Make sure your CV is top notch by implementing our CV hints & tricks.  A CV is often the first impression a recruiter/company will have of you – so make it a good one!

Is your CV out of date or just not getting you the attention you deserve ?  Don’t worry!  Check out our CV Help Points to improve your CV and make sure you make a great first impression:


Short but sweet

First of all, keep it short.  Your CV should be a maximum of two A4 pages long.  Use bullet points and don’t put pointless information on your CV.  Everything should add value.

Tailor your CV for every job

Whilst it’s a good idea to have a standard CV ready with all of your up-to-date experience on it, sending this out to every employer is not a good idea!  You should tailor your CV to match the role you are currently applying for.  Do this by reading the job description and showing off your skills that match it by putting in relevant experience/achievements.

Focus on your achievements, not just your duties

Whilst it’s important to list your work history, focus on your achievements and not just your duties.  So your duty may have been to monitor health & safety, but you implemented a new rule onsite to do this – talk about that.

Be honest

You may be tempted to tell a lie to boost your chances of getting an interview, but you are bound to be caught out.  Being caught in a lie is unprofessional, makes you appear untrustworthy and can be very awkward!  Focus on what you are good at and how your behaviour impacted others – bigger doesn’t always mean better.

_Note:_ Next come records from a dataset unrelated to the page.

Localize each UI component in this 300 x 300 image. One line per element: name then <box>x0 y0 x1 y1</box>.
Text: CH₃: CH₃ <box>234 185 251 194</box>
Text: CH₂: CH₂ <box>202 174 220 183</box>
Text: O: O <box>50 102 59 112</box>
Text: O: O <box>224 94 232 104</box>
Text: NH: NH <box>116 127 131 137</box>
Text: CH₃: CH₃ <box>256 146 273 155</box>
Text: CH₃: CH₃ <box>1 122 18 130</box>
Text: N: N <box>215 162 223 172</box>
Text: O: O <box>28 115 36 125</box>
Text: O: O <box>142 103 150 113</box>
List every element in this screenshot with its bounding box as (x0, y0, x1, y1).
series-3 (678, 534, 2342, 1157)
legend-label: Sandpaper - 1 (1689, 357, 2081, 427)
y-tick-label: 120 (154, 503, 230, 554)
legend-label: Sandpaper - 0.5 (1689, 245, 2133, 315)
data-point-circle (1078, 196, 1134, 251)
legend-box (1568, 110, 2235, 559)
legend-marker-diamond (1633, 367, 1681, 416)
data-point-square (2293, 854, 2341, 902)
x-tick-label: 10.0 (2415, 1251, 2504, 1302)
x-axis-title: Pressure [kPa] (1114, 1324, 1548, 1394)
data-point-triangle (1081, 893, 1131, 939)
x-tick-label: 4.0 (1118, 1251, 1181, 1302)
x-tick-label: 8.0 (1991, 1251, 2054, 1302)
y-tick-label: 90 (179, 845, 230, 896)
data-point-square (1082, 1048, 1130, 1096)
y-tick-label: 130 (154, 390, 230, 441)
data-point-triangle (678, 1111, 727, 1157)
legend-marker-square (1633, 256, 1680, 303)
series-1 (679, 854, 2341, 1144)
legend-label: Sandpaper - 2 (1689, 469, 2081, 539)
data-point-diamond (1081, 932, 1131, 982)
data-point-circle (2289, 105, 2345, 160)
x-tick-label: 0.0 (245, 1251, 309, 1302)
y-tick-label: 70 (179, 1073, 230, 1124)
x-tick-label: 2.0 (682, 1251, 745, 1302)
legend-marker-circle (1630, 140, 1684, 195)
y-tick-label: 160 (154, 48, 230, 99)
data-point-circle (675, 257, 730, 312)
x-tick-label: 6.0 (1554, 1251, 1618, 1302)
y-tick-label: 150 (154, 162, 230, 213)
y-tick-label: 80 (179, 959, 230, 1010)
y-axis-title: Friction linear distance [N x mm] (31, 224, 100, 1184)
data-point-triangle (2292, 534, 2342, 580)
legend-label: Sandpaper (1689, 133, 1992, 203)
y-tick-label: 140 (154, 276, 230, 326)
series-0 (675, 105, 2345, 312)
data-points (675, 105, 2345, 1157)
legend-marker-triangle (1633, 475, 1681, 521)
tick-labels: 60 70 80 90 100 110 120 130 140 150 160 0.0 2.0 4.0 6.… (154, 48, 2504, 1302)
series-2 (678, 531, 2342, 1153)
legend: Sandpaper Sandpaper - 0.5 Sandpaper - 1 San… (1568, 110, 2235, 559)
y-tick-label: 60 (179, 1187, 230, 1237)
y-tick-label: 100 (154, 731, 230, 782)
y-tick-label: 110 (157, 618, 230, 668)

Mistakes on a CV are not a good sign.  This is how you are presenting yourself to the best of your ability, so make sure there are no spelling mistakes!  Once you have written your CV, take the time to read it over or get someone else to read it such as a friend or family member.  Do remember to check details such as your name, address and phone numbers as these are common errors!

Don’t     leave     gaps

In truth, gaps on a CV are suspicious.  If you have had a career break for whatever reason, make sure you explain it.   Even if you spent time developing skills, caring for children, volunteering etc., it’s important to explain your gaps and play to your strengths in doing so.  For example if it was due to illness, you can say this but follow it up by saying you are much better and ready to take on a challenge. You can do this in the introduction of your CV or in a cover letter.